CEO Omega Book Company, Tran Hoai Phuong, mengungkapkan kekagumannya terhadap buku-buku dari negara-negara Timur Tengah di Pameran Buku Frankfurt (Jerman). Mereka telah mengubah model pengembangan mereka, bergerak menuju "era pasca-minyak" dengan berinvestasi besar-besaran di bidang budaya, pendidikan , dan penerbitan pengetahuan lokal sebagai alat strategis. Di saat yang sama, unit impor-ekspor buku terbesar Tiongkok, CNPIEC, memiliki jaringan distribusi di lebih dari 170 negara, membawa lebih dari 21 juta eksemplar buku ke pasar internasional setiap tahun. Mereka juga mengembangkan China E-Book Hub - sebuah platform digital yang berisi lebih dari 270.000 e-book dan buku audio dari 550 penerbit di Tiongkok daratan, Hong Kong, Makau, dan Taiwan...
Banyak contoh kebijakan dan pencapaian industri budaya dipresentasikan pada lokakarya "Dasar teori dan pengalaman internasional dalam menyempurnakan kelembagaan pengembangan industri budaya untuk berkontribusi dalam menciptakan momentum bagi pembangunan negara yang pesat dan berkelanjutan dalam kondisi baru", yang diselenggarakan oleh Institut Kebudayaan, Seni , Olahraga , dan Pariwisata pada tanggal 4 November di Hanoi.
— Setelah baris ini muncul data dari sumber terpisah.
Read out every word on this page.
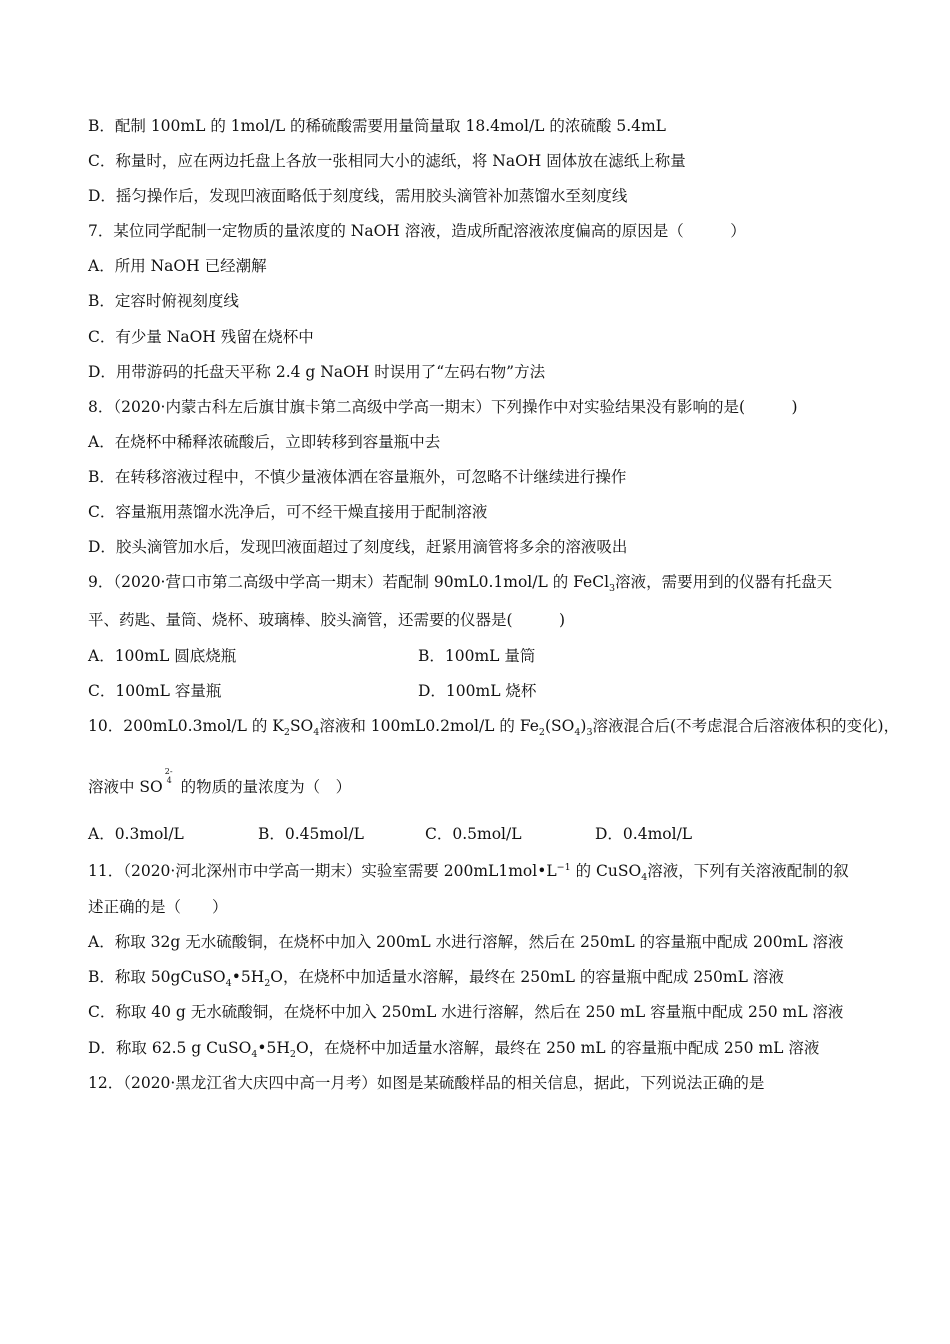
B．配制 100mL 的 1mol/L 的稀硫酸需要用量筒量取 18.4mol/L 的浓硫酸 5.4mL
C．称量时，应在两边托盘上各放一张相同大小的滤纸，将 NaOH 固体放在滤纸上称量
D．摇匀操作后，发现凹液面略低于刻度线，需用胶头滴管补加蒸馏水至刻度线
7．某位同学配制一定物质的量浓度的 NaOH 溶液，造成所配溶液浓度偏高的原因是（　　　）
A．所用 NaOH 已经潮解
B．定容时俯视刻度线
C．有少量 NaOH 残留在烧杯中
D．用带游码的托盘天平称 2.4 g NaOH 时误用了“左码右物”方法
8．（2020·内蒙古科左后旗甘旗卡第二高级中学高一期末）下列操作中对实验结果没有影响的是(　　　)
A．在烧杯中稀释浓硫酸后，立即转移到容量瓶中去
B．在转移溶液过程中，不慎少量液体洒在容量瓶外，可忽略不计继续进行操作
C．容量瓶用蒸馏水洗净后，可不经干燥直接用于配制溶液
D．胶头滴管加水后，发现凹液面超过了刻度线，赶紧用滴管将多余的溶液吸出
9．（2020·营口市第二高级中学高一期末）若配制 90mL0.1mol/L 的 FeCl$_3$溶液，需要用到的仪器有托盘天
平、药匙、量筒、烧杯、玻璃棒、胶头滴管，还需要的仪器是(　　　)
A．100mL 圆底烧瓶	B．100mL 量筒
C．100mL 容量瓶	D．100mL 烧杯
10．200mL0.3mol/L 的 $K_2SO_4$溶液和 100mL0.2mol/L 的 $Fe_2(SO_4)_3$溶液混合后(不考虑混合后溶液体积的变化)，
溶液中 SO$^{2-4}$ 的物质的量浓度为（　）
A．0.3mol/L	B．0.45mol/L	C．0.5mol/L	D．0.4mol/L
11．（2020·河北深州市中学高一期末）实验室需要 $200mL1mol•L^{-1}$ 的 CuSO$_4$溶液，下列有关溶液配制的叙
述正确的是（　　）
A．称取 32g 无水硫酸铜，在烧杯中加入 200mL 水进行溶解，然后在 250mL 的容量瓶中配成 200mL 溶液
B．称取 $50gCuSO_4•5H_2O$，在烧杯中加适量水溶解，最终在 250mL 的容量瓶中配成 250mL 溶液
C．称取 40 g 无水硫酸铜，在烧杯中加入 250mL 水进行溶解，然后在 250 mL 容量瓶中配成 250 mL 溶液
D．称取 62.5 g $CuSO_4•5H_2O$，在烧杯中加适量水溶解，最终在 250 mL 的容量瓶中配成 250 mL 溶液
12．（2020·黑龙江省大庆四中高一月考）如图是某硫酸样品的相关信息，据此，下列说法正确的是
Len Ngan adalah unit kreatif yang menganjurkan penggabungan tradisi dengan semangat modern.
FOTO: TUAN DAO
Jalan panjang ekonomi kekayaan intelektual
Tim peneliti dari Akademi Ilmu Sosial Vietnam, Nguyen Cao Duc dan Phi Hong Minh, menyebutkan kebijakan yang telah didukung Korea untuk ekonomi kekayaan intelektual berbasis HKI. Oleh karena itu, mereka membangun sistem perlindungan berlapis menggunakan kebijakan dan teknologi. Negara pada saat itu tidak hanya berperan sebagai penengah tetapi juga rekan kerja, yang mendukung bisnis dalam membangun "pagar digital". Menurut para ahli, "Penekanan pada perlindungan HKI tidak hanya bersifat defensif. Studi menunjukkan bahwa ini merupakan strategi ofensif untuk meningkatkan daya saing internasional dan menjadikan HKI sebagai komoditas ekspor utama."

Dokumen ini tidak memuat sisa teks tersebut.